Eine solche Erklärung wurde vom Generalsekretär der Allianz, Jens Stoltenberg, abgegeben, der Großbritannien und Frankreich die Schuld gab. Der NATO-Generalsekretär entfernte daher die Verantwortung für die Folgen seiner eigenen Initiative von der Organisation.

Wir erinnern Sie daran, dass die von der NATO  initiierte Operation im März 2011 in Libyen begann und im Oktober desselben Jahres endete. Während dieser Operation wurde der libysche Führer Muammar Gaddafi getötet. Sein Tod und die Exzesse der NATO im Land führten zum Beginn eines Bürgerkriegs, der seit sieben Jahren andauert.
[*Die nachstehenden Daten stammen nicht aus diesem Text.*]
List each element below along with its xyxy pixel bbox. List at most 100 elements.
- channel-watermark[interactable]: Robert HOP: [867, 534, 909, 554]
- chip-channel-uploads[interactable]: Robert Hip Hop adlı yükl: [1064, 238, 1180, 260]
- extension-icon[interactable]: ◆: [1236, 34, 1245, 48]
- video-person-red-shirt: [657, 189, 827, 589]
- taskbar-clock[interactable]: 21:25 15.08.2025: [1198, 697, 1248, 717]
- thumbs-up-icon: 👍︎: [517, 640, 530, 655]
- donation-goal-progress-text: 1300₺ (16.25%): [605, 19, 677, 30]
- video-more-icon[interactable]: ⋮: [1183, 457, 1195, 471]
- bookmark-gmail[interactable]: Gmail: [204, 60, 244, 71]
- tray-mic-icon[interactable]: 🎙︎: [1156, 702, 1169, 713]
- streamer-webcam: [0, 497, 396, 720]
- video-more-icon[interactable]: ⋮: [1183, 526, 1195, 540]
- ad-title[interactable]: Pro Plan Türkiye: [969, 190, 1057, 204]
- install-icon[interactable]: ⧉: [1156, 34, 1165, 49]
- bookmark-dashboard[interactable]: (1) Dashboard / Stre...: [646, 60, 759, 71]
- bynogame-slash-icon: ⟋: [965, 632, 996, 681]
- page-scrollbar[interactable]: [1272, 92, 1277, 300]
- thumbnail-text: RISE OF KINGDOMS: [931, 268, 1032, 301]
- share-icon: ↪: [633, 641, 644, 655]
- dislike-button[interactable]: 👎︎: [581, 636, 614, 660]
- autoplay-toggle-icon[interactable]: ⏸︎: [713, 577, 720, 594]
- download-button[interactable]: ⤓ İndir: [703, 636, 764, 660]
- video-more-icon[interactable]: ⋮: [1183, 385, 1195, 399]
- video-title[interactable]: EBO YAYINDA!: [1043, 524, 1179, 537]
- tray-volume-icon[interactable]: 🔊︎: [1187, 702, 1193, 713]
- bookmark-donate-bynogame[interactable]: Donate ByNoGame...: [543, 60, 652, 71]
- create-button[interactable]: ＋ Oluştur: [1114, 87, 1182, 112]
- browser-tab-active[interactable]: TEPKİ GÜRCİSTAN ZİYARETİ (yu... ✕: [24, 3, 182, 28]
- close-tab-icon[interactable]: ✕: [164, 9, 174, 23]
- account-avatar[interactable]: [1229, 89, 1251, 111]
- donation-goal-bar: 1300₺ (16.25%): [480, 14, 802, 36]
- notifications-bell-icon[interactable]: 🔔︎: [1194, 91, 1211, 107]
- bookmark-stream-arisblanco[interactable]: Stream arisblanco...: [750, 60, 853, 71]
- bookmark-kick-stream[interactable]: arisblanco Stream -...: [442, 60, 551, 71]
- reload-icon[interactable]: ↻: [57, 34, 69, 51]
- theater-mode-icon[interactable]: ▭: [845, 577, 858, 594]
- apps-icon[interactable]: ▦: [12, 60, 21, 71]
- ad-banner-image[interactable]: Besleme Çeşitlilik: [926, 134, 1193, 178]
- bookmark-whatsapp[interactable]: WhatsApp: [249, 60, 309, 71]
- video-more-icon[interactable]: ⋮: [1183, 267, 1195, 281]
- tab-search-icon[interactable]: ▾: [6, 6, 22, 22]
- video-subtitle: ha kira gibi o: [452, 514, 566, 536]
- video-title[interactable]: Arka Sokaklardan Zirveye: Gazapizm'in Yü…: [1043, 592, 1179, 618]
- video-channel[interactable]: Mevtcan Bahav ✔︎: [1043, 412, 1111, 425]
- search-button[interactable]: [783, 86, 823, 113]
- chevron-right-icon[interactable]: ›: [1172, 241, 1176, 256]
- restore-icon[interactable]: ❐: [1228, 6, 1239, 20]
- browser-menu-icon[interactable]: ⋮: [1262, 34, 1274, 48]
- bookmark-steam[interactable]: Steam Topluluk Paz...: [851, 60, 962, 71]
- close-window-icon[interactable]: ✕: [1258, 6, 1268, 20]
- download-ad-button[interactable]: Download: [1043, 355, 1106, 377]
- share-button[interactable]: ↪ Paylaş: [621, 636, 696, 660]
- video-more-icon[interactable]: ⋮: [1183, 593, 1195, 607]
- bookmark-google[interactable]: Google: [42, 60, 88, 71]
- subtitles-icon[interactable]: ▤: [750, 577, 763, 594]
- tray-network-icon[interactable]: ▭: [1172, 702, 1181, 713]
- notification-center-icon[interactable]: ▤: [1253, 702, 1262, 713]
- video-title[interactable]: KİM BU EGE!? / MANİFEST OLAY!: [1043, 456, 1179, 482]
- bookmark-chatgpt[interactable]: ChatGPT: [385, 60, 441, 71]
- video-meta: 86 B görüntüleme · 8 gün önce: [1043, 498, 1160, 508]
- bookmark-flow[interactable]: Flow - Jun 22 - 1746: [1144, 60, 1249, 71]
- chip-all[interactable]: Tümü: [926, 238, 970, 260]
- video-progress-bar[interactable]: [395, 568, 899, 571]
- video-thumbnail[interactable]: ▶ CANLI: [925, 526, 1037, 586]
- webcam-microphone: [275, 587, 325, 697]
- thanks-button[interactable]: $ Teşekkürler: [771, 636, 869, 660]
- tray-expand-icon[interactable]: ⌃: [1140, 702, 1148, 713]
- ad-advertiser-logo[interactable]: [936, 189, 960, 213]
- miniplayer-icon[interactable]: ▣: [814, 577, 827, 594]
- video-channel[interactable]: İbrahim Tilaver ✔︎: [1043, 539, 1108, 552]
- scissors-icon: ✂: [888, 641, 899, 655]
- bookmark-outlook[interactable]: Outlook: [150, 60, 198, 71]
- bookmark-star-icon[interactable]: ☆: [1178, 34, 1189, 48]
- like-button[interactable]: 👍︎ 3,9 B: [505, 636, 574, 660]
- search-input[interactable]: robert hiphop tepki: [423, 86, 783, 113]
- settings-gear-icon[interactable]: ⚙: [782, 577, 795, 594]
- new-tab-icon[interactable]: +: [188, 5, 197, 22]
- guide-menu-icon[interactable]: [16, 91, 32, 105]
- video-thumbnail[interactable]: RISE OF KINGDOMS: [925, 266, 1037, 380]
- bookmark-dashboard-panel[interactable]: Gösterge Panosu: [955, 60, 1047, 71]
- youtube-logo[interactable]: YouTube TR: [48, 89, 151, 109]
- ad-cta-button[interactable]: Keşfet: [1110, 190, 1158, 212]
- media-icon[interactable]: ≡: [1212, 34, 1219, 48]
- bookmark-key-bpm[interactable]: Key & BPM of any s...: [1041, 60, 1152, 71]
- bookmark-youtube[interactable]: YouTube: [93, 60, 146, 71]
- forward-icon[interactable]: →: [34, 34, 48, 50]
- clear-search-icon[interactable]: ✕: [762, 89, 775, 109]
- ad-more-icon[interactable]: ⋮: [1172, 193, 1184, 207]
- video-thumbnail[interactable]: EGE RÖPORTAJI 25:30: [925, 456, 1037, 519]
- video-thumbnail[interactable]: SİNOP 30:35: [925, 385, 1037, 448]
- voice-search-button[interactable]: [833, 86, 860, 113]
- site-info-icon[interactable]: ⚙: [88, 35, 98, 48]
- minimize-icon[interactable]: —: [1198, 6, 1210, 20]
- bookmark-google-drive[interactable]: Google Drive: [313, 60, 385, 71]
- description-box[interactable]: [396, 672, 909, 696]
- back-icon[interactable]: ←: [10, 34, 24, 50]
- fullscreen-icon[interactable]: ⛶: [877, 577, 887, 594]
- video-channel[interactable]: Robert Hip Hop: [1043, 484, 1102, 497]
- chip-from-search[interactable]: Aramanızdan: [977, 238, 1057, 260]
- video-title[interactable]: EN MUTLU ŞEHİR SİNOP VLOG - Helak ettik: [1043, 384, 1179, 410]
«Manchmal können europäische Verbündete ohne Wissen der Vereinigten Staaten handeln.» Ich erinnere mich gut an die Operation in Libyen, weil ich damals norwegischer Ministerpräsident war und Norwegen von dieser Operation angezogen wurde “, sagte Stoltenberg.
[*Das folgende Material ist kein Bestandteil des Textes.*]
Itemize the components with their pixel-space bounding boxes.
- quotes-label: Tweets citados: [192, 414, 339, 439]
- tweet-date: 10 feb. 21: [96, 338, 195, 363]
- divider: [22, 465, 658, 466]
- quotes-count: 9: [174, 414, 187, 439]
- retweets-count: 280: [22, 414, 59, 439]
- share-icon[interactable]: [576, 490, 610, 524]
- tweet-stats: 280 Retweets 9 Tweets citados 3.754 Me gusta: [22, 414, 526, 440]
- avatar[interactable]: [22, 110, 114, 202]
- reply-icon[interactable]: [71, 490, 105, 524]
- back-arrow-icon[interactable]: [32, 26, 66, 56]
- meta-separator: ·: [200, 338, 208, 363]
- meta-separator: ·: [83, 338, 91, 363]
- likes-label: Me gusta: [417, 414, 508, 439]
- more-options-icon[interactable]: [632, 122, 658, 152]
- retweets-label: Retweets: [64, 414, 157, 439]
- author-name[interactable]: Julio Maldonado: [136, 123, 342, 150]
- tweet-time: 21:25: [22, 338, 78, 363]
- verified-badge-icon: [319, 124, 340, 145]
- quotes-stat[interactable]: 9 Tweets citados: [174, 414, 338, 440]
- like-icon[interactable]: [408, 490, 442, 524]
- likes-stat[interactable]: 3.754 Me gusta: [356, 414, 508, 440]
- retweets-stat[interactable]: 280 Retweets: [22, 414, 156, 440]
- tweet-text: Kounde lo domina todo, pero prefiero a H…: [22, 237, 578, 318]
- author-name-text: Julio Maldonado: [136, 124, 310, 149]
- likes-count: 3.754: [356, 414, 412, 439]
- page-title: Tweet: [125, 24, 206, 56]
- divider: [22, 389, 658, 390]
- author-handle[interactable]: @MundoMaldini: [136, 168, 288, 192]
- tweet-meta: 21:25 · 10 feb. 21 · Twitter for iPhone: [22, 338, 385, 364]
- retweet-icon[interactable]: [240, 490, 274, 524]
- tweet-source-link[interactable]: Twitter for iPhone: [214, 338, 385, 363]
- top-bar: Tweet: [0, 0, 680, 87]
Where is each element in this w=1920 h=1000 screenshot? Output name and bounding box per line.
Ajdar Kurtow, Chefredakteur der Zeitschrift «Probleme der nationalen Strategie» des Russischen Instituts für Strategische Studien, erklärte, dass die Argumentation des NATO-Generalsekretärs demagogisch ist. «Im Jahr 2011 funktionierten westliche Staaten in Libyen als Einheit, obwohl jeder sein eigenes Ziel und seine eigenen Interessen verfolgt.»
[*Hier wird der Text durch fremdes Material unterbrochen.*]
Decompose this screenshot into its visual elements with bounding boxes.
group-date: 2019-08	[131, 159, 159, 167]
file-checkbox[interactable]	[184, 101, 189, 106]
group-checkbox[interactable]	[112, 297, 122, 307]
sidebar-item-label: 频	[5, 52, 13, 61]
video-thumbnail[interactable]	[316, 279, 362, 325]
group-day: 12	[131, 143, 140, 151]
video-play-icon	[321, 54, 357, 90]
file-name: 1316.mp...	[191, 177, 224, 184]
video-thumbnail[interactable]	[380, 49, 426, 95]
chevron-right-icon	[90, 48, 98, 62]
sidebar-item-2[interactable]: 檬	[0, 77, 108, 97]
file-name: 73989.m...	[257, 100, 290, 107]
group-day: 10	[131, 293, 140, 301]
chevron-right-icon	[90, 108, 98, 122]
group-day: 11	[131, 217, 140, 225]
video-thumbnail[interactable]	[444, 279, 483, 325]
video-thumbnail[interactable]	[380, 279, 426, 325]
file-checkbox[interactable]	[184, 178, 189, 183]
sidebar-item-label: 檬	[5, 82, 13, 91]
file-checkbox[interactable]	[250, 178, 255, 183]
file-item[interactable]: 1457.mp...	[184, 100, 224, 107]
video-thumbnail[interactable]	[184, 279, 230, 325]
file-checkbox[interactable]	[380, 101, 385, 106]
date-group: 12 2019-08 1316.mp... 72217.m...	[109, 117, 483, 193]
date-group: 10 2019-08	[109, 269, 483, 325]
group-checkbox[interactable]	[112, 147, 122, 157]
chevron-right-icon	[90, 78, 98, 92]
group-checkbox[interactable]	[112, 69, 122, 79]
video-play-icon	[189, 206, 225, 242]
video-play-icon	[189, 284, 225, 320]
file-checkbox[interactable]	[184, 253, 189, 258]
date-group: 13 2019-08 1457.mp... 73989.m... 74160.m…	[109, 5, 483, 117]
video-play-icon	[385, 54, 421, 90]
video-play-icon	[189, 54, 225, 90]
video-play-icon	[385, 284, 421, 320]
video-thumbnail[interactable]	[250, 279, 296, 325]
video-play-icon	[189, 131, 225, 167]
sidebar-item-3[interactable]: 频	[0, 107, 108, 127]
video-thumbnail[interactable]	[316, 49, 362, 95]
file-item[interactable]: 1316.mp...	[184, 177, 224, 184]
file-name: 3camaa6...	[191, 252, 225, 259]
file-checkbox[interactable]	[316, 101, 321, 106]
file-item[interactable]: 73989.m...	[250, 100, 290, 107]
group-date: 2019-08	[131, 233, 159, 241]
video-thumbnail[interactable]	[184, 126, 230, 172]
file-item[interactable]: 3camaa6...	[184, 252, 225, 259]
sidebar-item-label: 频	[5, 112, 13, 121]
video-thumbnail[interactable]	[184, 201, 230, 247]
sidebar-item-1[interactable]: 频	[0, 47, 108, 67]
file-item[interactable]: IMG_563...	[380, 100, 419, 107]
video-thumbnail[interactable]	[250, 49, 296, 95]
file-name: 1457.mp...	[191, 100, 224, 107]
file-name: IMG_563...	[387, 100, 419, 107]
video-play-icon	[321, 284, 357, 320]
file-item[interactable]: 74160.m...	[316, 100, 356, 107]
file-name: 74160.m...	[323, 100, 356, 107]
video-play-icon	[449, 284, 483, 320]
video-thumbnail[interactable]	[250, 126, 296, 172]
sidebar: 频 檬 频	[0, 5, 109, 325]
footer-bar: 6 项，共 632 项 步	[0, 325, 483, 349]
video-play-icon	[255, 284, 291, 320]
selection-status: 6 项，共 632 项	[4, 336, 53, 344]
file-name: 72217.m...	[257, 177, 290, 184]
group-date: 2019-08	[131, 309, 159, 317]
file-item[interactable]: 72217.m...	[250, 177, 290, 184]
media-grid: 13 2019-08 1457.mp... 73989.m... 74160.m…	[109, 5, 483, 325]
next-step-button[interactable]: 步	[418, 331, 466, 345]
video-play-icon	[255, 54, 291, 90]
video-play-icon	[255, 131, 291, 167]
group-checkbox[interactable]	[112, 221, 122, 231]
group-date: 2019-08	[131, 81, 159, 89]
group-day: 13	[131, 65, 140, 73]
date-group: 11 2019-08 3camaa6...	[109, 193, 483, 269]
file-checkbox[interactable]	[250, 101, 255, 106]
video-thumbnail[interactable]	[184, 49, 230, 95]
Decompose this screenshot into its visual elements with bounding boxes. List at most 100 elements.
Die Streitkräfte Frankreichs, Großbritanniens, Spaniens, Italiens, Dänemarks, Rumäniens, Norwegens, Belgiens, der Türkei, Bulgariens, Kanadas, Katars und der Vereinigten Staaten beteiligten sich an der militärischen Invasion in Libyen. Hierbei ist zu beachten, dass alle Länder eng miteinander kooperiert haben und ihre Aktionen im Rahmen des Bündnisbetriebs koordiniert haben.